Toleranz 05.06.2024, 08:00 Uhr

Religion am Arbeitsplatz: Neutralität wahren und Ausdrucksfreiheit respektieren

Religion spielt eine zentrale Rolle im Leben vieler Menschen und beeinflusst ihre Werte sowie täglichen Gewohnheiten. Am Arbeitsplatz kann sie sowohl eine Quelle der Inspiration und Gemeinschaft sein, aber auch zu Herausforderungen und Konflikten führen.

REligion am Arbeitsplatz

Ein respektvoller Umgang mit religiöser Vielfalt fördert das Zusammenarbeiten.

Religion ist ein zentraler Bestandteil des Lebens vieler Menschen und spielt eine wesentliche Rolle bei der Gestaltung ihrer Werte, Überzeugungen und täglichen Gewohnheiten. Am Arbeitsplatz kann Religion eine Quelle der Inspiration und Gemeinschaft sein, aber auch Herausforderungen mit sich bringen.

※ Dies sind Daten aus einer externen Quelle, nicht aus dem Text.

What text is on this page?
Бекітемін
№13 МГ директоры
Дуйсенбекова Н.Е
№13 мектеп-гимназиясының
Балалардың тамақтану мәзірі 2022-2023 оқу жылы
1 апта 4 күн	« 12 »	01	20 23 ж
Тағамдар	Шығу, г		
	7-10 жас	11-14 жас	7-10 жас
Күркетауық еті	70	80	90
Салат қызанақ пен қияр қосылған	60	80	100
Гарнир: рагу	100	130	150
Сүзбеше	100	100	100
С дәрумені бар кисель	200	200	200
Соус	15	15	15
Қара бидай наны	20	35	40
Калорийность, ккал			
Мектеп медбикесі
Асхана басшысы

In unserer Gesellschaft gibt es mehr Toleranz gegenüber Musliminnen, als wir oft wahrnehmen, erklären die Mannheimer Sozialforscher Marc Helbling und Richard Traunmüller. Zusammen mit internationalen Kolleginnen zeigen sie in zwei Studien, wie dieses Potenzial ausgeschöpft werden kann.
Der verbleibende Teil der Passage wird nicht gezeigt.